IN WITNESS WHEREOF, the parties, or their authorized agents, hereto have caused this Agreement to
be executed the day and year above written.
SELLER: | ||||
WITNESSES: | XXXX X. OIL & GAS MARKETING CO., LLC | |||
BY | /s/ Xxxxxxx X. Xxxxxxx | |||
BY | Xxxxxxx X. Xxxxxxx | |||
ITS | Managing Member | |||
Page 3 of 4
BUYER: | ||||
WITNESSES | NORTHEAST OHIO NATURAL GAS CORP. | |||
BY | /s/ Xxxxxx X. Xxxxxx | |||
BY | Xxxxxx X. Xxxxxx | |||
ITS | VP | |||
WITNESSES: | XXXXXX NATURAL GAS COMPANY | |||
BY | /s/ Xxxxxx X. Xxxxx | |||
BY | Xxxxxx X. Xxxxx | |||
ITS | President | |||
WITNESSES: | XXXXXXXX GAS CORP. | |||
BY | /s/ Xxxxxx X. Xxxxx | |||
BY | Xxxxxx X. Xxxxx | |||
ITS | President | |||
Page 4 of 4
EXHIBIT “A”
The price to be paid by NEO to Seller for natural gas delivered to NEO at the Delivery Point
during the Term shall be the greater of (a) NYMEX plus seventy-five cents ($.75) per Thousand Cubic
feet (“Mcf”) plus any applicable transportation costs and taxes or (b) market price, plus any
applicable transportation costs, shrinkage and taxes.
NEO initials: | ||||
Seller initials: | /s/ R.O. | |||
A-1
EXHIBIT “B”
The price to be paid by ONG Buyer to Seller for natural gas delivered to ONG at the Delivery
Point during the Term shall be the greater of (a) NYMEX plus seventy-five cents ($.75) per
Thousand Cubic Feet (“Mcf”) plus any applicable transportation costs, shrinkage costs and taxes or
(b) market price, plus any applicable transportation costs, shrinkage and taxes.

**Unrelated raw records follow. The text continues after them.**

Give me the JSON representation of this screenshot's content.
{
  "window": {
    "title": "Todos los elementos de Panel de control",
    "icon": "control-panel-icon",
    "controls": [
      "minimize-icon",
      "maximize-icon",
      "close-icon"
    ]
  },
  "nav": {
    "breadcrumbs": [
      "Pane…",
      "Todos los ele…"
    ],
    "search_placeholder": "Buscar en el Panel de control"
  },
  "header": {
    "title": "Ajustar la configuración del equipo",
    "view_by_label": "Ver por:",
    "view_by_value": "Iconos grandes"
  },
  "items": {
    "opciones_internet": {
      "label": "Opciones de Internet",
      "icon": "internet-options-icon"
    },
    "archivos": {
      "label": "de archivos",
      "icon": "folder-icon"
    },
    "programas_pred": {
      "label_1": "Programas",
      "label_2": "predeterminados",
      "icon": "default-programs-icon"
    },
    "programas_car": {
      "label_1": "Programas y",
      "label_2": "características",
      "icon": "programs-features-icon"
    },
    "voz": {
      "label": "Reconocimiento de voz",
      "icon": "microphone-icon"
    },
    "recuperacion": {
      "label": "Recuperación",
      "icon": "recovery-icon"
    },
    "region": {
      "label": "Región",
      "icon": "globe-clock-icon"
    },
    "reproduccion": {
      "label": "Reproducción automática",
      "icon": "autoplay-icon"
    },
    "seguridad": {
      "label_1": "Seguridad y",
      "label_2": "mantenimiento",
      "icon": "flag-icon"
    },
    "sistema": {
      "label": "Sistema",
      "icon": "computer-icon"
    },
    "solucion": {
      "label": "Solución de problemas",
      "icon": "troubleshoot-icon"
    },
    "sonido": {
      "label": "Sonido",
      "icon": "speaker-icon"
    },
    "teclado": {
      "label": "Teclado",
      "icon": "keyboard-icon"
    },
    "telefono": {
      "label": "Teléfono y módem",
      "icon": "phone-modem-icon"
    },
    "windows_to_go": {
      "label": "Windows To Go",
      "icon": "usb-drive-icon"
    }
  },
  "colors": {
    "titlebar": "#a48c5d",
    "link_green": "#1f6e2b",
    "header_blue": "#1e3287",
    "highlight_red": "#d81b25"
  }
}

NEO initials: | /s/ TS | |||
Seller initials: | /s/ R.O. | |||
B-1
EXHIBIT “C”
The price to be paid by BGC to Seller for natural gas delivered to BGC at the Delivery Point
during the Term shall be the greater of (a) NYMEX plus seventy-five cents ($0.75) per Thousand
Cubic Feet (“Mcf”) plus any applicable transportation costs, shrinkage costs and taxes or (b)
market price, plus any applicable transportation costs, shrinkage and taxes.